Setup Time: 15-25 minutes

  1. Install Community Node: From n8n UI → Settings → Community Nodes → search and install “ScrapeGraphAI”.
  2. Create/Clone GitHub Repo: Add an empty certification_requirements.json ( {} ) and a config/watchList.json with an array of objects like:
    [
      {
        "url": "https://cert-body.org/requirements",
        "selector": "#requirements"
      }
    ]
    
  3. Generate GitHub PAT: Scope repo, store in n8n Credentials as “GitHub API”.
  4. Add ScrapeGraphAI Credential: Paste your API key into n8n Credentials.
  5. Configure Email Credentials: E.g., SMTP with username/password or OAuth2.
  6. Open Workflow: Import the template JSON into n8n.
  7. Update Environment Variables (in the Code node or via n8n variables):
    • GITHUB_REPO (e.g., user/cert-requirements)
    • EMAIL_RECIPIENTS
  8. Test Run: Trigger manually.
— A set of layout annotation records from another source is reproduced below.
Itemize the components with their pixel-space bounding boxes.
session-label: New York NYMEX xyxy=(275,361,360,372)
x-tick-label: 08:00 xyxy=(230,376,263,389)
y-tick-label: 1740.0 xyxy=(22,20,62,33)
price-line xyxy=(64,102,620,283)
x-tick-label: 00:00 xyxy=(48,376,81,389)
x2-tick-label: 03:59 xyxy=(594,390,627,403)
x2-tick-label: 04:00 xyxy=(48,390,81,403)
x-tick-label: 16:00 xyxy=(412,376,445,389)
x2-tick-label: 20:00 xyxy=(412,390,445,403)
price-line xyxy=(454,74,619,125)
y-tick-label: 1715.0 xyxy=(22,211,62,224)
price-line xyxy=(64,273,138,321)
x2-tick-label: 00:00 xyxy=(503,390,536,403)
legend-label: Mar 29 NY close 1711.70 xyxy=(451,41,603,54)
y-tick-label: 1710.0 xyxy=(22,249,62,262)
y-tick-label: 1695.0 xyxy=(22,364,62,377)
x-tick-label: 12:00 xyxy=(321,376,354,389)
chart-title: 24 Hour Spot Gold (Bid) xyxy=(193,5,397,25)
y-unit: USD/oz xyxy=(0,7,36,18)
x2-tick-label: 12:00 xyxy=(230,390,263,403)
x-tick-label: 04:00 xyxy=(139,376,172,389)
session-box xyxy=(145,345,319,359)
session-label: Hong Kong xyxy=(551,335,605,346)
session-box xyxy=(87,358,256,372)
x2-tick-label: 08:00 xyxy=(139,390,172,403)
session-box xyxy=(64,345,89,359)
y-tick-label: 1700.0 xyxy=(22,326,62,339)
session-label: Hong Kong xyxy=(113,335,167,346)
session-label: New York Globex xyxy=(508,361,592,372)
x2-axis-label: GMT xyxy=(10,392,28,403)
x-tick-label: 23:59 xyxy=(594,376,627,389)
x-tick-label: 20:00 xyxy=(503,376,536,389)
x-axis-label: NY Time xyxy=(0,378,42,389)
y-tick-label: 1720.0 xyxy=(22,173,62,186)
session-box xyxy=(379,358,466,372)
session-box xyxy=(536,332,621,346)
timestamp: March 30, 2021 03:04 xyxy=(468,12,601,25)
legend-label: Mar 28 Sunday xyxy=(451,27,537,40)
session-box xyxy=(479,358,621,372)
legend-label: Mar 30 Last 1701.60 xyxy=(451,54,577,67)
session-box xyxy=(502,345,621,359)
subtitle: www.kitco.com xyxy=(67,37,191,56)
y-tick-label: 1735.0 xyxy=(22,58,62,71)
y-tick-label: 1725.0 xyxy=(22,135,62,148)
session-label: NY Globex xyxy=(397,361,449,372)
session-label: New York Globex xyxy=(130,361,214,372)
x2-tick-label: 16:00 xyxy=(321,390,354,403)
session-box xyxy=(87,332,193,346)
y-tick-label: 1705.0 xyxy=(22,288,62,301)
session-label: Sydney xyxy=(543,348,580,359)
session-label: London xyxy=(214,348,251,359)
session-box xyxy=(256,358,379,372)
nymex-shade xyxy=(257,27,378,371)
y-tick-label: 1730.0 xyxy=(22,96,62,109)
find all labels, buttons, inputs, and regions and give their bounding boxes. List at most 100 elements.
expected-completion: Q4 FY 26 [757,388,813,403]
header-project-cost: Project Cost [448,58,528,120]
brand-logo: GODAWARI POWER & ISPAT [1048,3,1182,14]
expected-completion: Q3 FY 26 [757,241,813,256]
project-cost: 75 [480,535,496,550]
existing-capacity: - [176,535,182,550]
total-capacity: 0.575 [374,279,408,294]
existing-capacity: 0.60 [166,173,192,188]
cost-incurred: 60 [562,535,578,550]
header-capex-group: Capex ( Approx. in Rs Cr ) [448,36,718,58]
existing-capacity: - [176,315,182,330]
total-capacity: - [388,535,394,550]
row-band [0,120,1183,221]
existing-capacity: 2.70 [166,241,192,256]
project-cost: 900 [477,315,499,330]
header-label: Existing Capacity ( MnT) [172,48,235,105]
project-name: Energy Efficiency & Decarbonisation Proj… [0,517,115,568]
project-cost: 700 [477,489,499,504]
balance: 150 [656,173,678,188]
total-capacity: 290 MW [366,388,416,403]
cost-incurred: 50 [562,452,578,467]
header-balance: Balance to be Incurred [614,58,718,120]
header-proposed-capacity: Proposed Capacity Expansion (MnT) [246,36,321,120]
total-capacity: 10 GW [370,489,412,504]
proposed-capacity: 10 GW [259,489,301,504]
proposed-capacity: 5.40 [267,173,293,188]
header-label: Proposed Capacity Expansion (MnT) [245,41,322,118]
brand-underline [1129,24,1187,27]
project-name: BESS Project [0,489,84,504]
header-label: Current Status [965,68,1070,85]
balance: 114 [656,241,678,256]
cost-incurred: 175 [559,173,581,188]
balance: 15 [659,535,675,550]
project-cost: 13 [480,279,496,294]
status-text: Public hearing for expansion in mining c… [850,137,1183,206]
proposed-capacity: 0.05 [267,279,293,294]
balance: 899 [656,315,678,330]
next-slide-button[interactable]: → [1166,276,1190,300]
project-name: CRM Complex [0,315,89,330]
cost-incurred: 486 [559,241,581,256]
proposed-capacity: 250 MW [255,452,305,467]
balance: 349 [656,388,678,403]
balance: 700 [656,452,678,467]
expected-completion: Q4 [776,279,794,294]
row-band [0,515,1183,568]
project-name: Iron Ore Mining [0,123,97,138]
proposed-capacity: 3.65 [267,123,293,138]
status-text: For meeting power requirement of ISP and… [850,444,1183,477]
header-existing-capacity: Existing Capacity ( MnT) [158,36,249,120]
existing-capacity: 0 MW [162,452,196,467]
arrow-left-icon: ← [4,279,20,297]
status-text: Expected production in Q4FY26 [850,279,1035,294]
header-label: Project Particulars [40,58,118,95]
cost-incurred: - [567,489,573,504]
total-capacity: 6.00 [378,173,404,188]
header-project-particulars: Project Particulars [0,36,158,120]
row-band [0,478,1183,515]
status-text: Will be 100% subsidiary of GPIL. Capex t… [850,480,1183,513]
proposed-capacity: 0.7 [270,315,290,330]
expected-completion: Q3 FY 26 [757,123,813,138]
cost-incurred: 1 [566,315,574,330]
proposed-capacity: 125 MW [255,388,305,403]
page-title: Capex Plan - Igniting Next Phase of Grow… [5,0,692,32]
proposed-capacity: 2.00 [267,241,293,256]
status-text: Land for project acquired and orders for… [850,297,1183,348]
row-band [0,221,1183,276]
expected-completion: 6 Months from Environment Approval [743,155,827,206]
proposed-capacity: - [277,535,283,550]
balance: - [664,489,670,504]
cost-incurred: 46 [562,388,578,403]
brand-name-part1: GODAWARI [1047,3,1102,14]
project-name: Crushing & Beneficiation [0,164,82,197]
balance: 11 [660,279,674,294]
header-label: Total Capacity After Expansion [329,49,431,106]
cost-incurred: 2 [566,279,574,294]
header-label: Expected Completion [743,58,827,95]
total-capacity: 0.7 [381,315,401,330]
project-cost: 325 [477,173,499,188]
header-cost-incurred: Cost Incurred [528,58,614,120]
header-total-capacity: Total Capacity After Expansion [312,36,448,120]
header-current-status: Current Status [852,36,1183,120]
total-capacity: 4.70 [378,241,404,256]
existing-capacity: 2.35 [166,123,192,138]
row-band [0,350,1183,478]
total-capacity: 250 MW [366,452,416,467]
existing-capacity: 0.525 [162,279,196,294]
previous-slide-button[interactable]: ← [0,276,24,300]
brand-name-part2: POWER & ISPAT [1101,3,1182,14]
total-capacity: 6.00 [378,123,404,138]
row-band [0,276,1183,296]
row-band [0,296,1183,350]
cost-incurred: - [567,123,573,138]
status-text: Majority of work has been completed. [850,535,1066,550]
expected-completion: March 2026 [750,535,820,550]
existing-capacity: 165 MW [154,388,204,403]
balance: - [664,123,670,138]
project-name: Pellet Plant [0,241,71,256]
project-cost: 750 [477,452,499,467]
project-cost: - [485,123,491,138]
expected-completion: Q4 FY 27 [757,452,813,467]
Verify email content and GitHub commit.
  9. Schedule: Add a Cron node (optional) for yearly or quarterly automatic runs.

Node Descriptions

Core Workflow Nodes:

  • Manual Trigger – Initiates the workflow manually or via external schedule.
  • Code (Load Watch List) – Reads and parses watchList.json from GitHub or static input.
  • SplitInBatches – Controls request concurrency to avoid scraping bans.
  • ScrapeGraphAI – Extracts requirement text using provided CSS selectors or XPath.
  • Merge (Combine) – Waits for all batches and merges them into one dataset.
  • GitHub (Read/Write File) – Handles version-controlled storage of JSON data.
  • IF (Change Detector) – Compares hashes/JSON diff to detect updates.
  • EmailSend – Sends change log, including renewal reminders and diff summary.
  • Sticky Note – Provides in-workflow documentation for future editors.

Data Flow:

  1. Manual TriggerCode (Load Watch List)SplitInBatches
  2. SplitInBatchesScrapeGraphAIMerge
  3. MergeGitHub (Read File)IF (Change Detector)
  4. IF (True)Email SendGitHub (Upsert File)

Customization Examples

Adjusting Scraper Configuration

// Inside the Watch List JSON object
{
  "url": "https://new-association.com/cert-update",
  "selector": ".content article:nth-of-type(1) ul"
}

Custom Email Template

// In Email Send node → HTML Content
<div>
  <h2>📋 Certification Updates – {{ $json.date }}</h2>
  <p>The following certifications have new requirements:</p>
  <ul>
    {{ $json.diffHtml }}
  </ul>
  <p>For full details visit our GitHub repo.</p>
</div>

Data Output Format

The workflow outputs structured JSON data:

{
  "timestamp": "2024-09-01T12:00:00Z",
  "source": "watchList.json",
  "current": {
    "AWS-SAA": "Version 3.0, requires renewed proctored exam",
    "PMP": "60 PDUs every 3 years"
  },
  "previous": {
    "AWS-SAA": "Version 2.0",
    "PMP": "60 PDUs every 3 years"
  },
  "changes": {
    "AWS-SAA": "Updated to Version 3.0; exam format changed."
  }
}

Troubleshooting

Common Issues

  1. ScrapeGraphAI returns empty data – Check CSS/XPath selectors and ensure page is publicly accessible.
  2. GitHub authentication fails – Verify PAT scope includes repo and that the credential is linked in both GitHub nodes.

Performance Tips

  • Limit SplitInBatches size to 3-5 URLs when sources are heavy to avoid timeouts.
  • Enable n8n execution mode “Queue” for long-running scrapes.

Pro Tips:

  • Store selector samples in comments next to each watch list entry for future maintenance.
  • Use a Cron node set to “0 0 1 1 *” for an annual run exactly on Jan 1st.
  • Add a Telegram node after Email Send for instant mobile notifications.